The campaign is led by Kathleen Hessert, who, as head of Sports Media Challenge, counts athletes and entertainers as clients. "Our effort is to reach out to milennials, who are open to listening to the pope and the church like they never have before," she tells NPR. They're seeking out what she calls the "unchurched" — and meeting them where they are: online.
"This whole campaign is not about creating buzz. It's about opening people's minds and hearts to what Pope Francis has to say and his approach and driving them to act," she says.
Michael O'Loughlin, author of The Tweetable Pope, explains Pope Francis' approach in a recent interview with AFP:
He has lent his moral voice to a range of causes, such as campaigns to highlight Christian persecution, efforts to stop wars, calling attention to environmental degradation and more.
The pope waded into the intense debate about inequality with a tweet sent in April 2014 that said simply, "Inequality is the root of social evil."
When the pope released his encyclical about the environment in June, he was aware that most people won't dive into a 200-page document. So he used a "Twitterbomb," tweeting out the highlights every hour for 24 hours. This helped his message reach more people, directly.
Twitter is a tool to get a message out, whether that message is liberal or conservative or somewhere in the middle, and Pope Francis is taking his message to where most people will hear it: online.
His tweets as a whole are complex and surprising, just like the pope himself. Francis speaks in sound-bites, by which I mean he's able to cut to the heart of the matter and offer complex, inspiring and challenging messages that people will remember and think about.
The pope has more than 23 million followers on nine different language accounts. His Spanish language account has the most, with nearly 10 million followers, followed by the English language version with a little more than 7 million followers. His reach may be long thanks to frequent retweeting, but in terms of followers, he trails President Barack Obama, who has 64 million followers, Justin Bieber, who has 67.5 million followers and Katy Perry, who has the most followers at 75 million.
The pope's most popular tweets on @pontifex were in Tagalog while he visited the Philippines earlier this year. (Translated to English: The Philippines is proof of youth and vitality of the Church.)
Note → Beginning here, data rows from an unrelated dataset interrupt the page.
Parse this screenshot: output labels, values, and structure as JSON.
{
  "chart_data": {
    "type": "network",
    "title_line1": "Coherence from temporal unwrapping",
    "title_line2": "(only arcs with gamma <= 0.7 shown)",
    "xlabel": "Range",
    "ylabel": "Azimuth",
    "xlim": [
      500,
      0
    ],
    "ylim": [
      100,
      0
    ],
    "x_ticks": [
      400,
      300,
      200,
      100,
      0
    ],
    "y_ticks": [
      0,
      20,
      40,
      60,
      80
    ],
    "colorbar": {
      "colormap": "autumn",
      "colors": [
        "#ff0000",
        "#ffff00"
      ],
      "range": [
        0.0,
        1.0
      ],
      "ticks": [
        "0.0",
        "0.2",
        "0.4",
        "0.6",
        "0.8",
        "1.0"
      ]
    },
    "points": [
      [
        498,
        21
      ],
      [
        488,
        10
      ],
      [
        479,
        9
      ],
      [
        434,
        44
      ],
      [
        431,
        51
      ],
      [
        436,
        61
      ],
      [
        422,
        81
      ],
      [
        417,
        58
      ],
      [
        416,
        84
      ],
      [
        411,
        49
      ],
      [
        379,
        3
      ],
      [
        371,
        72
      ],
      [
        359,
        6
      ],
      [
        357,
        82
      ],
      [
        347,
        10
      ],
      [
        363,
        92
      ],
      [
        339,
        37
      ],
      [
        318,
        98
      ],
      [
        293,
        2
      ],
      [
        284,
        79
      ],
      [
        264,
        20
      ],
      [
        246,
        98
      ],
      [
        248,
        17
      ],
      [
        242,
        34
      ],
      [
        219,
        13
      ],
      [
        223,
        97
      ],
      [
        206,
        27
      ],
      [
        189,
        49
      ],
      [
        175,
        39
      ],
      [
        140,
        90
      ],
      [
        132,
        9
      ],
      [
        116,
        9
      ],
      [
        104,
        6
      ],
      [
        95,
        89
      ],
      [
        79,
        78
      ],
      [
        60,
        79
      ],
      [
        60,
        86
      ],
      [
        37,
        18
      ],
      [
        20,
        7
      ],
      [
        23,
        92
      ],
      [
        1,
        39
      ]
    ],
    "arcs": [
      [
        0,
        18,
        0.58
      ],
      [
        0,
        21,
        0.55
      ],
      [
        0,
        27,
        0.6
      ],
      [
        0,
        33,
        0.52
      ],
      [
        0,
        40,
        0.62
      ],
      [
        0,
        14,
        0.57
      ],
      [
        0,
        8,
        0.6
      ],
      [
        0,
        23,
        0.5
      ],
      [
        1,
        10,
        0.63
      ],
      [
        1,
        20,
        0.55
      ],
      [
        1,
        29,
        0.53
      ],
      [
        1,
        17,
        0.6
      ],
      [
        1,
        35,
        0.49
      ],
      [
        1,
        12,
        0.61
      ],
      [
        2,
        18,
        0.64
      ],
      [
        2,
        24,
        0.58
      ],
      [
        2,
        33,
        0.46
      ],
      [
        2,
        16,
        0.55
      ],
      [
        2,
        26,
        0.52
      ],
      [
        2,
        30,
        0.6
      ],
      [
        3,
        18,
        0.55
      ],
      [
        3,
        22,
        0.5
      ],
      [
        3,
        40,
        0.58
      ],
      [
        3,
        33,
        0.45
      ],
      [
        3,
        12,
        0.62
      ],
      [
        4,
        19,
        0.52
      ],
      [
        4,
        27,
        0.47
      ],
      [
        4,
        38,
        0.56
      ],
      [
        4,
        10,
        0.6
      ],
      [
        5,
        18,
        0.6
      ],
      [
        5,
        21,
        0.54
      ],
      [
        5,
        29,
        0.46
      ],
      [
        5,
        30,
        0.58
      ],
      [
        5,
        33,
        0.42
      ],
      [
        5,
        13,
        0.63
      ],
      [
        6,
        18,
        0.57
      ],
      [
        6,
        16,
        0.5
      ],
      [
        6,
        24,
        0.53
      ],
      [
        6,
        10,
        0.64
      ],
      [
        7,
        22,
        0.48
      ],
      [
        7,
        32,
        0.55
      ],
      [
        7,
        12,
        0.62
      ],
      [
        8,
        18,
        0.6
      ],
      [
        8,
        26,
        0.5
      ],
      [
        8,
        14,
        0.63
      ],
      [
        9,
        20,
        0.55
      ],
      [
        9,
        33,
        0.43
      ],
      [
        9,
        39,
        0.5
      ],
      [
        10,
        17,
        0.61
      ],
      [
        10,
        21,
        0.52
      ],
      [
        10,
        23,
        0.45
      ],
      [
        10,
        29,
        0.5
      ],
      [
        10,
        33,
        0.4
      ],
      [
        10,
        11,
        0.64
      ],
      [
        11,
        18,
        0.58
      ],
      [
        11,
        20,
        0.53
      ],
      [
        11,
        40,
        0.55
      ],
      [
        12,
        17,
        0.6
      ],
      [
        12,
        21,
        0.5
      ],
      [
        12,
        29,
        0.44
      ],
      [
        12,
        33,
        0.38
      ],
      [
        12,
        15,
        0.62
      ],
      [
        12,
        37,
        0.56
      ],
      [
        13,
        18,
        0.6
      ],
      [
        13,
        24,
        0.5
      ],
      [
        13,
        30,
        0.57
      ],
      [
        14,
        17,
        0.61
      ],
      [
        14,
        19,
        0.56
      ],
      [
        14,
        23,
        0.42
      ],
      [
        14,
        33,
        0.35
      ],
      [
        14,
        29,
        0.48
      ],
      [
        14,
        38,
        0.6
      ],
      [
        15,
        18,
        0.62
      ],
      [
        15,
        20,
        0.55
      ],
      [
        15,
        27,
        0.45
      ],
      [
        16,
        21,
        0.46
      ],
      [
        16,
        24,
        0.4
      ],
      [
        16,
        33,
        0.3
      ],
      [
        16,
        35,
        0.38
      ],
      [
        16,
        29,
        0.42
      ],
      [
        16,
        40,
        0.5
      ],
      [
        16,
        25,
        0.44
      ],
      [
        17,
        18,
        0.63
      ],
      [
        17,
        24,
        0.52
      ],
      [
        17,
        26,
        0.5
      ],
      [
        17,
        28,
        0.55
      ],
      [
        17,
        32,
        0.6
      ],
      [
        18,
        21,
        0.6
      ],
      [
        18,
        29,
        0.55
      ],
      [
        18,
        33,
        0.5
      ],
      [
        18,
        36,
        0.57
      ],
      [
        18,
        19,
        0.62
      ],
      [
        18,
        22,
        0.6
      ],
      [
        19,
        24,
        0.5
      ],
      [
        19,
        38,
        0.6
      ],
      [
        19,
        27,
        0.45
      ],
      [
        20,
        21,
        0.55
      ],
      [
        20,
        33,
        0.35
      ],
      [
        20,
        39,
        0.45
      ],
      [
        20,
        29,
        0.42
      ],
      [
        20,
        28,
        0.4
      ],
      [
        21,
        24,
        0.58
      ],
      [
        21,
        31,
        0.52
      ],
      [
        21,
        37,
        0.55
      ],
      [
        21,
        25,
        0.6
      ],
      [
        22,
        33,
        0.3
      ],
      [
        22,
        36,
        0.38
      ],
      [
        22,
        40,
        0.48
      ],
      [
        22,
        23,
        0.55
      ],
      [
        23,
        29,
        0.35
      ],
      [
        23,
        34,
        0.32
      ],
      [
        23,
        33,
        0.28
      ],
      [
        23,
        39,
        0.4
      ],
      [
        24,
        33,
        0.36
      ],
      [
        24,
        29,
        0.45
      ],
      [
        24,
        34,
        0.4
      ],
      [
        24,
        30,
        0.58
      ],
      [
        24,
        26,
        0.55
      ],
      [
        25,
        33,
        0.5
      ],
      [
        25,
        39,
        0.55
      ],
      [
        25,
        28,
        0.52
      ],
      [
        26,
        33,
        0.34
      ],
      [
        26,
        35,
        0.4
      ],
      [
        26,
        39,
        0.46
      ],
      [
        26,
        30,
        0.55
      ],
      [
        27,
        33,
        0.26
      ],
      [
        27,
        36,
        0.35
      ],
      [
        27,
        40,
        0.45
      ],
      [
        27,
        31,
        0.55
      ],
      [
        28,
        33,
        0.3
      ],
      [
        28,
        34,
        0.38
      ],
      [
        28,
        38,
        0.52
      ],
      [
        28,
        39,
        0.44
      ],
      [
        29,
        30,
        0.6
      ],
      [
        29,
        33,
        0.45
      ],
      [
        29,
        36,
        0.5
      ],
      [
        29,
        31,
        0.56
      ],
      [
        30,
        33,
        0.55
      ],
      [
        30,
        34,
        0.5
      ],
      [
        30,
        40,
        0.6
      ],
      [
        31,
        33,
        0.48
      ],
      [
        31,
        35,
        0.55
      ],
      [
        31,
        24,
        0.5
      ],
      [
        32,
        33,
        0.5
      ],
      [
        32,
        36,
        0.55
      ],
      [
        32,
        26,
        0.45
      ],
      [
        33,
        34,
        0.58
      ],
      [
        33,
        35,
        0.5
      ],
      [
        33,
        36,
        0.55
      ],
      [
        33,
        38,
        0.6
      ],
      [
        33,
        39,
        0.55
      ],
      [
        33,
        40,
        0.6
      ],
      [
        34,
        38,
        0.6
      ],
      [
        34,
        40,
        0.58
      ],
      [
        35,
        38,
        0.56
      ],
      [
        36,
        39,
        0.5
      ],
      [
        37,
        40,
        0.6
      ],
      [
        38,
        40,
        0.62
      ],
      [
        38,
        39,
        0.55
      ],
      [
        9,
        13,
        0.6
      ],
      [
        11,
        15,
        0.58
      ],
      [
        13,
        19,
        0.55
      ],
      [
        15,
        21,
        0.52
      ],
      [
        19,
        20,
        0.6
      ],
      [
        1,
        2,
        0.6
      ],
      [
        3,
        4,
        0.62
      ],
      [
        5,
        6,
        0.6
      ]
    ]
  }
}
According to O'Loughlin, Pope Francis is involved in crafting the messages, but he's not actually writing them or tapping the tweet button. In an interview with NPR's Scott Simon, O'Loughlin says:
"I was told that he has a small handful of advisers who talk to the Pope, Pope Francis tells them which themes and messages he wants communicated on social media, and they write out the messages in either Spanish or English or Italian, and bring those sheets of paper to him and Pope Francis signs off on every tweet."